Le samedi 9 avril, alors que la France se prépare au premier tour de l’élection présidentielle, le premier ministre Jean Castex est mentionné sur Twitter par un compte étrange. Intitulé @CotamFleet, il traque le moindre déplacement de la flotte aérienne gouvernementale et annonce un vol prévu le dimanche, à bord d’un jet Falcon et en partance de la base francilienne de Villacoublay. Le chef du gouvernement a en effet prévu de voter à Prades, une commune des Pyrénées-Orientales dont il a été le maire pendant douze ans.

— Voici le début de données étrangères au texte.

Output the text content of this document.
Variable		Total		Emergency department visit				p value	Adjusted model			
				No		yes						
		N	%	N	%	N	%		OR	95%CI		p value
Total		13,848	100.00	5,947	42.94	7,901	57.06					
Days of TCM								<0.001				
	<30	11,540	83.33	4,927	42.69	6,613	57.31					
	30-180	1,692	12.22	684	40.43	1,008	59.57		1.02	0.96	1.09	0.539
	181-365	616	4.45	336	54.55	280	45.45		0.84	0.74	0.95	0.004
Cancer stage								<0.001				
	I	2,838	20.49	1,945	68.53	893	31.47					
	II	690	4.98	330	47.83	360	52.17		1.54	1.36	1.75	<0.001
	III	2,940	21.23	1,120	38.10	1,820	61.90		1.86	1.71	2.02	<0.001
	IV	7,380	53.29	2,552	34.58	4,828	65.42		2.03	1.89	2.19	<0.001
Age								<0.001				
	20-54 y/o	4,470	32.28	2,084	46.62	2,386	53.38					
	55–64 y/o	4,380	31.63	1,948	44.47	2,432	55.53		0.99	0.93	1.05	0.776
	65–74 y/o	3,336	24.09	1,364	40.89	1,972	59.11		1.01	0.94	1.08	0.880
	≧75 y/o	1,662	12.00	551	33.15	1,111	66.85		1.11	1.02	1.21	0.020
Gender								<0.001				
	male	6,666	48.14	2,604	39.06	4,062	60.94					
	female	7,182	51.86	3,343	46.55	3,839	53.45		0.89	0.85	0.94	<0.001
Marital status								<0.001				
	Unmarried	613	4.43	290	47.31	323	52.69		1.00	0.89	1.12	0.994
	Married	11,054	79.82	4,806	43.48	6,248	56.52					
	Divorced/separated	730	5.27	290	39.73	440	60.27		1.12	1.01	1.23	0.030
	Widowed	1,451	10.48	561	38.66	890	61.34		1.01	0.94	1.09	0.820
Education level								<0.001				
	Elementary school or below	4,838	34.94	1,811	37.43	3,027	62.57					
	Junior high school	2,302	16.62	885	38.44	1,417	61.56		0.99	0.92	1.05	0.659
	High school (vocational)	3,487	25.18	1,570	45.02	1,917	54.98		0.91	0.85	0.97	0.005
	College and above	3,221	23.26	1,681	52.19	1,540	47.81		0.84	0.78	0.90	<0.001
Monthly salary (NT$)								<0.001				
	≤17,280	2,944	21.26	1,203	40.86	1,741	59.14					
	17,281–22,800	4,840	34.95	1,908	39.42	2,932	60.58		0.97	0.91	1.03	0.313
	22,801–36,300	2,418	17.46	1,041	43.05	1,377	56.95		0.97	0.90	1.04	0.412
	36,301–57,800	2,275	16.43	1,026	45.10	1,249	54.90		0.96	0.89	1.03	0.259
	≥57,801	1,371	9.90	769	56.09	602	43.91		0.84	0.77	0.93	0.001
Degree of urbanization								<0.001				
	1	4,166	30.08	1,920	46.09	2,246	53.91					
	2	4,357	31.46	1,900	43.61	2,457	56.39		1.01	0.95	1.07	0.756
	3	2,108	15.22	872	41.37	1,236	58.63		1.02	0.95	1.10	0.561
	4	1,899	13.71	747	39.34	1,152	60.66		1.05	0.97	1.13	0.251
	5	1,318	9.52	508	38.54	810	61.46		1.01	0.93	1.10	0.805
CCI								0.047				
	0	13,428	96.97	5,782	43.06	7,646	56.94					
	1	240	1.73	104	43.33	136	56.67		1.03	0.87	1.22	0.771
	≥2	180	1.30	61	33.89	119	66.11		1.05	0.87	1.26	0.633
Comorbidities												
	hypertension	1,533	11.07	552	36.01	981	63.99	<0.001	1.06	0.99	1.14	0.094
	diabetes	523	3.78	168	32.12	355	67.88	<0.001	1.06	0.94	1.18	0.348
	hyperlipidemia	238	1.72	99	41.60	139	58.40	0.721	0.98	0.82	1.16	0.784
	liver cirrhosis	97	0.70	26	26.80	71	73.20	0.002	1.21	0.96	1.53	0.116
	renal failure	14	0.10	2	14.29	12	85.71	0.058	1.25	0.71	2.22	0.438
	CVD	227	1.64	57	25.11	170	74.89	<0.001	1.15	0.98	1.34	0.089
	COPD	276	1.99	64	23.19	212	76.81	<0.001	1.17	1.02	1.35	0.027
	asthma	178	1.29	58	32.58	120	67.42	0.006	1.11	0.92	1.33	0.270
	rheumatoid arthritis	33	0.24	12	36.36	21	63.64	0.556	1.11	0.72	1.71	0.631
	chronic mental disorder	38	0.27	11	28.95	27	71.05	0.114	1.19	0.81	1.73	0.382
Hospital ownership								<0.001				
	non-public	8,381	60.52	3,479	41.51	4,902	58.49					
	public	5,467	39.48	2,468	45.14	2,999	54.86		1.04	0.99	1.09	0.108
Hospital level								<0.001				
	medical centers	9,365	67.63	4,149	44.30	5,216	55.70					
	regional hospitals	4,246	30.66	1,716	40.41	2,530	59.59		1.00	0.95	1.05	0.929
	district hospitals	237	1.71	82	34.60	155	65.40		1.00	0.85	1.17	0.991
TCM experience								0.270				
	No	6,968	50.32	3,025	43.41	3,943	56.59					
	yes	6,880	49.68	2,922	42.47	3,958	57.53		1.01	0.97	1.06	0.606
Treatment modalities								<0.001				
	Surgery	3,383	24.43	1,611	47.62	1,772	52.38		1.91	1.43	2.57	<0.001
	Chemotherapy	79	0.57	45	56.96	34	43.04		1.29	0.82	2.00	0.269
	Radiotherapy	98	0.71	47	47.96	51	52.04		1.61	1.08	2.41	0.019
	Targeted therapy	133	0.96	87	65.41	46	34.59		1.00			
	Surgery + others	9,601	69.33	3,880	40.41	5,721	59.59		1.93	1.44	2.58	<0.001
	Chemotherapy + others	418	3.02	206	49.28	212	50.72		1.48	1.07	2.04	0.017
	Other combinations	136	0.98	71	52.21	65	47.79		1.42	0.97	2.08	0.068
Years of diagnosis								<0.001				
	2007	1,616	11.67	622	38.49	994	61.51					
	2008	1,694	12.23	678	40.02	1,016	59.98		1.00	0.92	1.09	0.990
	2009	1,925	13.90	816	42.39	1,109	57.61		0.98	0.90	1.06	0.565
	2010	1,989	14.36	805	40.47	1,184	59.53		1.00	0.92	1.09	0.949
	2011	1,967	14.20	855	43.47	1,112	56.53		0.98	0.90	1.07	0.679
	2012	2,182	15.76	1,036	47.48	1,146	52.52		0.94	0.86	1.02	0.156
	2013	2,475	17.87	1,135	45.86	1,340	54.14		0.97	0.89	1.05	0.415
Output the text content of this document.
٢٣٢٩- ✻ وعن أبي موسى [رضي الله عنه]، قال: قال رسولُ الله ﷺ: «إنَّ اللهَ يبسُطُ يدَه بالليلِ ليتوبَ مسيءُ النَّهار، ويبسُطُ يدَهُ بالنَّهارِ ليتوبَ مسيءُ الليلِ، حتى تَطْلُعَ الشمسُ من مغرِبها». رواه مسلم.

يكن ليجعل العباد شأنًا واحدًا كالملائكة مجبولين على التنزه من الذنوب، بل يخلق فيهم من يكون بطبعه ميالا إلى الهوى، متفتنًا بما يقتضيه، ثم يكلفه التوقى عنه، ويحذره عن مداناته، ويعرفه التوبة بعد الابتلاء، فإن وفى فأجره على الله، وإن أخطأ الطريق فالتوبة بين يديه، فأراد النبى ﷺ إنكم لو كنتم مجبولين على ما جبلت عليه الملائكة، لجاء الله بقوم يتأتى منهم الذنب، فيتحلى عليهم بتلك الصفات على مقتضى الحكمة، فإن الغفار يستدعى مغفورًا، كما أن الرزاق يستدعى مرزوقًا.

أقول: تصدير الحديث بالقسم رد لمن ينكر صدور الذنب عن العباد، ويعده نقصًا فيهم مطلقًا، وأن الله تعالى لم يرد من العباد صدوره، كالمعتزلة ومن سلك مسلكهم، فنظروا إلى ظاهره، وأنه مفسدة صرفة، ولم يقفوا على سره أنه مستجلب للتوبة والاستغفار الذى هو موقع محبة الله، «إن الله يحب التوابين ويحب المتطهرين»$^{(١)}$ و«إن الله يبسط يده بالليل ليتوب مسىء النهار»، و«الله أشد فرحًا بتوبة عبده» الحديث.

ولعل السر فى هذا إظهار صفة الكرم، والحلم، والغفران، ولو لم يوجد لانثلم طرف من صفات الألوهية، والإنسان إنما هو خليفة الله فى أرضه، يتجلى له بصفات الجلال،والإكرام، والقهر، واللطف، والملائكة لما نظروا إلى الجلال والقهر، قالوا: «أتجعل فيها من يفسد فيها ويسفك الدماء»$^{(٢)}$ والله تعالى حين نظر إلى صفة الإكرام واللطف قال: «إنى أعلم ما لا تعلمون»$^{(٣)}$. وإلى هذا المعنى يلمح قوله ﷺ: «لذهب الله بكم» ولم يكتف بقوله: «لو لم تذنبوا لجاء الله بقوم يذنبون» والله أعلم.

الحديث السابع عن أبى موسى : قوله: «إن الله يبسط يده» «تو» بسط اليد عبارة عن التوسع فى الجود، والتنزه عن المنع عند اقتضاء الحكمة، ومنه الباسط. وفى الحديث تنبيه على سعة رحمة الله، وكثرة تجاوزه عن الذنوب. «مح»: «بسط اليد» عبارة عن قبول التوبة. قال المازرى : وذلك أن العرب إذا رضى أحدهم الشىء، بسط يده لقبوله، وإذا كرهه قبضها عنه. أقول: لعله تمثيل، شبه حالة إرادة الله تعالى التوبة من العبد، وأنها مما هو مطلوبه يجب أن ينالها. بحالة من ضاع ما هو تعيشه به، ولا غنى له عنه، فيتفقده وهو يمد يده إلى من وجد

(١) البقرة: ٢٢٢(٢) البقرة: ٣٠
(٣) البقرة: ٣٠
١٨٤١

🚨 Vols demain pour Perpignan pour le Falcon gouvernemental F-RAFP discret qui pourrait transporter le Premier Minis… https://t.co/PnYNZB6lQ8
Journalistes et militants écologistes reprennent et propagent dans la foulée cette information, provoquant l’ire de nombreux utilisateurs de Twitter. « Ça vient nous parler d’écologie mais c’est les premiers qui polluent comme des malades », réagit l’une d’entre eux. En à peine quelques heures, les réseaux sociaux s’embrasent, une pétition est lancée, le premier ministre sommé de réagir à la controverse et de privilégier un autre moyen de transport pour le second tour. Pour les défenseurs du climat, c’est une première.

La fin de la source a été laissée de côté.